Please rephrase the M2 phenotype defined on p11 as this is very much an older nomenclature and requires redefinition.

Response

It has been rephrased (page 12-13). 

 

Reviewer 2 Report

Comments and Suggestions for Authors

In this review Kaffe and collegues wish to discuss how caloric restriction might affect demyelination remyelination. This is an interesting topic, very dispersed in the literature, so a review is welcome.

The difficulty comes when after a general introduction easy to read they  say that they will focus on substances “ capable of modulating the autophagic machinery within myelinating glial cells of the CNS”

Following this the text put in connection CR with remyelination but the cause of the recovery remains unclear and could be related to several factors. Indeed, they state that “Nevertheless, due to the systemic and extensive impact of CR, unravelling the specific signalling pathways and the exact mechanisms underpinning its favourable effects mediated via autophagy can prove to be a complex endeavor. “

So the reader remains with the question if really there is a connection , which are the data in favour and which against. Unfortunately, they do not specify how autophagic machinery modulates remyelination in normal condition nor they provide the evidence that link selected compounds to autophagy.

This makes the reader to lose the line of the review, making difficult to understand the relationship among the statet aim and the following arguments

Although the different aspect of each drug action in different pathways and cell type are well described, In general I find difficult to follow the connection between one argument to the other. Maybe they should simplify sentences as in general I find difficult to follow the line that bring to their conclusion.

Minor point : From line 361 to line 371 there is a self-citation.

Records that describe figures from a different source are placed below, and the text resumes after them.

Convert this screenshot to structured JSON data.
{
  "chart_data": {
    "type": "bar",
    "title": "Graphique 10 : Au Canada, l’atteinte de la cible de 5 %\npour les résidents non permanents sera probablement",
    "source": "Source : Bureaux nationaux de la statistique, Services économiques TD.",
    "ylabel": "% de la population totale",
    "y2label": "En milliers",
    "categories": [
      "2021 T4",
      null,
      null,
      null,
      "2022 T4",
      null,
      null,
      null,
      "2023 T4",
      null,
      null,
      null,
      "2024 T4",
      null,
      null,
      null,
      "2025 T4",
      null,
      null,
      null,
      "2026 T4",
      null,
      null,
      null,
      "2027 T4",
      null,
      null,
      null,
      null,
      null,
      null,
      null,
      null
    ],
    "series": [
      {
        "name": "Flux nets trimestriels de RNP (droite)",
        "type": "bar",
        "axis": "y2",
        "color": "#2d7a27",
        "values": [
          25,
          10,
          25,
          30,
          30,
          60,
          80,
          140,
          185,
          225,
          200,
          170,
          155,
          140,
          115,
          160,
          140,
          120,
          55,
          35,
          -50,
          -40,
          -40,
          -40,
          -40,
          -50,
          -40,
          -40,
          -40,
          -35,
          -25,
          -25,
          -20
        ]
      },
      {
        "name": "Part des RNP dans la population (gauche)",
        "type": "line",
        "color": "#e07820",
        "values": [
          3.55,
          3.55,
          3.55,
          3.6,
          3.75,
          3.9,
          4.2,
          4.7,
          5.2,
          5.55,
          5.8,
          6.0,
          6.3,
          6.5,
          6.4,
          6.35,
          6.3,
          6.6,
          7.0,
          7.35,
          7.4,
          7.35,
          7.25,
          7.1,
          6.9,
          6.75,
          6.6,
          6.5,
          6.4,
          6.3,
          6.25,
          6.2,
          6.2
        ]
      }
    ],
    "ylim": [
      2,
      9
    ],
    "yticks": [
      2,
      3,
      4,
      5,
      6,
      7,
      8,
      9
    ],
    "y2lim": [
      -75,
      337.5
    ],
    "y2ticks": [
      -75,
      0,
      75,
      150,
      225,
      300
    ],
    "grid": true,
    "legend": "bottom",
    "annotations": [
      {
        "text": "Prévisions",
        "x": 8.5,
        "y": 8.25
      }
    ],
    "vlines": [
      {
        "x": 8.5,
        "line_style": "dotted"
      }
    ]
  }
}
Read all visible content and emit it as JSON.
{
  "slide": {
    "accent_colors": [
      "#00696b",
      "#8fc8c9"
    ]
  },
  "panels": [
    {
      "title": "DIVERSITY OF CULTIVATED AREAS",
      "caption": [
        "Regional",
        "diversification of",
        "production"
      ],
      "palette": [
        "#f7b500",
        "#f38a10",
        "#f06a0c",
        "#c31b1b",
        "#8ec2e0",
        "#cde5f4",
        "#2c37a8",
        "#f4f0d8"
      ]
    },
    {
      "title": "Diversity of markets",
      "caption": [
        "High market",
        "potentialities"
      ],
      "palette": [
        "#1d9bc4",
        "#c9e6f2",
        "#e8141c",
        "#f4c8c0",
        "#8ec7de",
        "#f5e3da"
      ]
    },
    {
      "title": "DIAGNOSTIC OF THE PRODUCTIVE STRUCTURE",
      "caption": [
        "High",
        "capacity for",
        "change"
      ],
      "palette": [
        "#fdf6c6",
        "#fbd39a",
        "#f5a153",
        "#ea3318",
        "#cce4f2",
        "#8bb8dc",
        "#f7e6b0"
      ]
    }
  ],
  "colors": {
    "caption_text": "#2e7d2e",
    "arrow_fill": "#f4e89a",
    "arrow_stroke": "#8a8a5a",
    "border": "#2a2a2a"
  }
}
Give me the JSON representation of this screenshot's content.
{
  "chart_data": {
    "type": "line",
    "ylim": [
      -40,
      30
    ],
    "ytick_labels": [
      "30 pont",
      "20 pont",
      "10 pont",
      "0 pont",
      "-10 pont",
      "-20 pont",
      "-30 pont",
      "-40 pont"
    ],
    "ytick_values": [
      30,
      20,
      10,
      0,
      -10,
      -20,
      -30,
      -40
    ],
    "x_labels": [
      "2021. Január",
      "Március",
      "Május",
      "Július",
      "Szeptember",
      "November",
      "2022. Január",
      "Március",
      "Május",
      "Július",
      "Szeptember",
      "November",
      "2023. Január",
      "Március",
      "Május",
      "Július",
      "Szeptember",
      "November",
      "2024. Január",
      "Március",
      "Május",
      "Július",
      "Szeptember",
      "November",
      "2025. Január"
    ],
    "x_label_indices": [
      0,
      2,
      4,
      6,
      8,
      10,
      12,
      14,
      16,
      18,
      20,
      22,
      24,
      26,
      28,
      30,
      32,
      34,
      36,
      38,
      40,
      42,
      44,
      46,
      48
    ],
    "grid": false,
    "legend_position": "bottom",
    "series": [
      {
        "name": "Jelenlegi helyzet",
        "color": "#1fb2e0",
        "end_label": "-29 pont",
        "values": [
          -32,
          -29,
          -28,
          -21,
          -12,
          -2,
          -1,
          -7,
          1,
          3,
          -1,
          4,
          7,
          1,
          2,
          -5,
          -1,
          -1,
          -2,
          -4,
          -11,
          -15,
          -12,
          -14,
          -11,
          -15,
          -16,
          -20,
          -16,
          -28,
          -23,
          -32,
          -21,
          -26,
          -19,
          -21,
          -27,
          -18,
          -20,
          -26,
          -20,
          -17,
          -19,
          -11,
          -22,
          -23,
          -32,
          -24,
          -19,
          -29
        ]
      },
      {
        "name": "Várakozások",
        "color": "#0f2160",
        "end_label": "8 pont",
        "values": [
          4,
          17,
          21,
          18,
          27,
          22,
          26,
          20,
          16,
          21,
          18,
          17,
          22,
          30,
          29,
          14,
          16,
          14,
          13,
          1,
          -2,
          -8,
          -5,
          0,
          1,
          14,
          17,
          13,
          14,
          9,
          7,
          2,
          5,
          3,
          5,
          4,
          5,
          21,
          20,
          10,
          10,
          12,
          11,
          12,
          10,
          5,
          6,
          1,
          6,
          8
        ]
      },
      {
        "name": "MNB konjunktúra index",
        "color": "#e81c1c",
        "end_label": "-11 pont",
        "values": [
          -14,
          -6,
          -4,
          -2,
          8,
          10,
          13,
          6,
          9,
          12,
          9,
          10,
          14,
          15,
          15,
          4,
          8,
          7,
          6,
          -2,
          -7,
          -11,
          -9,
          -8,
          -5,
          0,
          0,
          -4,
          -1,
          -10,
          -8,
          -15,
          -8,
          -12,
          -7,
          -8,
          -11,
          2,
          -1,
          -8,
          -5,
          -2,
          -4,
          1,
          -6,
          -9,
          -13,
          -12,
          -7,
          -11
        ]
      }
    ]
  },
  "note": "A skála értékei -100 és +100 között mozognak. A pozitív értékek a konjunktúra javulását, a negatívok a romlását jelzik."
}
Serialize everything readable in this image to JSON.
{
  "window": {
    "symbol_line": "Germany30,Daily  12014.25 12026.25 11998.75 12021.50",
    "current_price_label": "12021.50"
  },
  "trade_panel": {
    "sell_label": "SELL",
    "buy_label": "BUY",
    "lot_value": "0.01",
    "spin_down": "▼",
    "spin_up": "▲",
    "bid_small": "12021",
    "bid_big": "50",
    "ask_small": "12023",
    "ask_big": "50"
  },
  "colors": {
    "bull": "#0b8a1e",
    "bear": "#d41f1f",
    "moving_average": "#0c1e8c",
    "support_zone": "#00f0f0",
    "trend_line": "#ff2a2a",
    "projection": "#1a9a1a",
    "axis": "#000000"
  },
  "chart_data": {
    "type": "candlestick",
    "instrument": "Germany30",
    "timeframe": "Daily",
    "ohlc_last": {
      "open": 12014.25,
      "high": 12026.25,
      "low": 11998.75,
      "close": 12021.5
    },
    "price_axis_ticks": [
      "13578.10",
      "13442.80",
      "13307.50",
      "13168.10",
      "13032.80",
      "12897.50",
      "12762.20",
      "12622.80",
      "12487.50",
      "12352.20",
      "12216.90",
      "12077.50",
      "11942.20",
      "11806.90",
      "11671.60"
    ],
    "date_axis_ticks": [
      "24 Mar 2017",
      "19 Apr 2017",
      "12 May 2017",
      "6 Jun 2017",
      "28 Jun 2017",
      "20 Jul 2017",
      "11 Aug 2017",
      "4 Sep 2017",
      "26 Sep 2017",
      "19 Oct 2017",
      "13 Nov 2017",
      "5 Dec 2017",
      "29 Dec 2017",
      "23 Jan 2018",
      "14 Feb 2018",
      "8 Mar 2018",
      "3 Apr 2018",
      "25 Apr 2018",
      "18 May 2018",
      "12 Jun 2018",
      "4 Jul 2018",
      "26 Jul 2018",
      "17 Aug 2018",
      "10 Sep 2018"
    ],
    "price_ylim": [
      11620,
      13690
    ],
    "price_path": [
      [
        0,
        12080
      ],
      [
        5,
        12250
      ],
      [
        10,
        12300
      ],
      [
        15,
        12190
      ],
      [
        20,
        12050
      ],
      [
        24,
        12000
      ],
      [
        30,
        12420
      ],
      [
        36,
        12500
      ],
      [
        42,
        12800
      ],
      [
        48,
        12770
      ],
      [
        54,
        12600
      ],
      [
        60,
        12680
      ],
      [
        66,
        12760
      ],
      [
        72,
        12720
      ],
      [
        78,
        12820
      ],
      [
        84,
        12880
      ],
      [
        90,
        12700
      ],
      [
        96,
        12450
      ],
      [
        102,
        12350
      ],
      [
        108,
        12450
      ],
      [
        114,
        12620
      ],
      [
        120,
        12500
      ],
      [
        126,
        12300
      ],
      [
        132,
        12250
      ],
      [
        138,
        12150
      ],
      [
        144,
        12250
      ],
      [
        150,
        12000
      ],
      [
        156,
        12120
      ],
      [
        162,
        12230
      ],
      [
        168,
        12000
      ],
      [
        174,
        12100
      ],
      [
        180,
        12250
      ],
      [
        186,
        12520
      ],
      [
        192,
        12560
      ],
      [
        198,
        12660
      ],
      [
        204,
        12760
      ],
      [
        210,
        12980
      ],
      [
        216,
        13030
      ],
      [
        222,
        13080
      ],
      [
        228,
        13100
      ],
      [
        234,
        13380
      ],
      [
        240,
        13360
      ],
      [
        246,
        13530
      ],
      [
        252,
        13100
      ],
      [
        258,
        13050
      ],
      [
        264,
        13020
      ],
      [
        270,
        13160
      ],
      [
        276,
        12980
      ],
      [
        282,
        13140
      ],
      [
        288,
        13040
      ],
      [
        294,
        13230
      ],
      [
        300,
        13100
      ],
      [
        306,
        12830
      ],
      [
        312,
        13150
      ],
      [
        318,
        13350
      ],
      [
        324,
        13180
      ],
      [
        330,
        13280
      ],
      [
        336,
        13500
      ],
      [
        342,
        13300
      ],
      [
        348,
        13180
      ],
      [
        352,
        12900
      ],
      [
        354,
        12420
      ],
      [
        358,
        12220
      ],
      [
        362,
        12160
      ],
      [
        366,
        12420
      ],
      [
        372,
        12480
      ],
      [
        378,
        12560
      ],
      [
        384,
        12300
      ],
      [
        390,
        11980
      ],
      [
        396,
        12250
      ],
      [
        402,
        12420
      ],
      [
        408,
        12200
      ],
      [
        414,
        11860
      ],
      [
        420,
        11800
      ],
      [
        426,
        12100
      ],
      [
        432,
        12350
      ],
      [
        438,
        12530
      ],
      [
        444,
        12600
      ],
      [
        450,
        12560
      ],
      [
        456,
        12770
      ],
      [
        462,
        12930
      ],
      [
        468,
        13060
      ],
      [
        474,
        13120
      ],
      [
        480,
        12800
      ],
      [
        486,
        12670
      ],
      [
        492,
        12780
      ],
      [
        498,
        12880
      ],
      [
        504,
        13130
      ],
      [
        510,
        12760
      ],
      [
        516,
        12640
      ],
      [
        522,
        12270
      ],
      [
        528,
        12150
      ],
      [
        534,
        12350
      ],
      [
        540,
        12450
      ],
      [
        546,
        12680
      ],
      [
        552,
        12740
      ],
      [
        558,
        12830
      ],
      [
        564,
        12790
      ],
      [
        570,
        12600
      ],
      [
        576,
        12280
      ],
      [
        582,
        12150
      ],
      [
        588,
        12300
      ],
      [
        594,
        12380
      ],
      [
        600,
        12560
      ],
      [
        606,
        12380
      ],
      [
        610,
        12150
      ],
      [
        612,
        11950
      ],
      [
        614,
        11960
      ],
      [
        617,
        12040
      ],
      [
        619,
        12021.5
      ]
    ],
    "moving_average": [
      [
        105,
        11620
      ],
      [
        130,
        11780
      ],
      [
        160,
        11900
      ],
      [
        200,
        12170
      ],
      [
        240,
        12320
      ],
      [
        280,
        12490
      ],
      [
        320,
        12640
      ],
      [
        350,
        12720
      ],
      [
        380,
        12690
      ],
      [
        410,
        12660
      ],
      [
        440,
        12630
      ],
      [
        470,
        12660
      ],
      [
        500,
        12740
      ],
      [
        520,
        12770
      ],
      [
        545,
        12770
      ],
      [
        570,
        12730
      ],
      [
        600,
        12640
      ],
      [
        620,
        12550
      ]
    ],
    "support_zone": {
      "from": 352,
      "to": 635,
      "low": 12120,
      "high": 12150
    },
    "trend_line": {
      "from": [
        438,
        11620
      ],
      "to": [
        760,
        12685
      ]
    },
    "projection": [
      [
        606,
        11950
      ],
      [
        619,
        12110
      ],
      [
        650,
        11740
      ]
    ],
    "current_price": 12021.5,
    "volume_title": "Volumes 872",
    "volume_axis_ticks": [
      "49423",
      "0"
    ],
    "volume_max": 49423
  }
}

This is a relevant paper to cite in this contest Shamsher E, Khan RS, Davis BM, Dine K, Luong V, Somavarapu S, Cordeiro MF, Shindler KS. Nanoparticles Enhance Solubility and Neuroprotective Effects of Resveratrol in Demyelinating Disease. Neurotherapeutics. 2023 Jul;20(4):1138-1153. doi: 10.1007/s13311-023-01378-0. Epub 2023 May 9. PMID: 37160530; PMCID: PMC10457259.

Author Response

Comment 1

Τhey do not specify how autophagic machinery modulates remyelination in normal condition

Response

We have now expanded on this information in the introduction which we hope the reviewer finds satisfactory (lines 63-86)

Comment 2

Nor they provide the evidence that link selected compounds to autophagy.

Response

We have highlighted in the text with yellow highlights the parts where we mention that the compounds induce autophagy (pg2 lines 96-98; pg3 lines 122-125; 140-143; 150-151; pg5 lines 229-230; pg6 lines 236-239; pg7 lines 302-304; pg7 lines 314-316; pg9 lines 381-384; pg10 lines 429-435; pg11 lines 451-455; pg 12 lines 506-508; pg 13-14 lines 604-610; pg14 lines 612-617; pg14 lines 624-633; pg14 lines 636-638).

Comment 3

Maybe they should simplify sentences as in general I find difficult to follow the line that bring to their conclusion.

Response

Sentences were restructured as much as possible to make the points more clear

Minor point

-self citation:

Response

Indeed, it is a self citation and it should be cited as it is the only work on NAM that describes these results which we consider significant.

-paper Shamsher et al., 2023: 

Response

This suggested reference was included in the conclusions section

 

Round 2

Reviewer 1 Report

Comments and Suggestions for Authors

The Authors have now edited the manuscript appropriately for publication.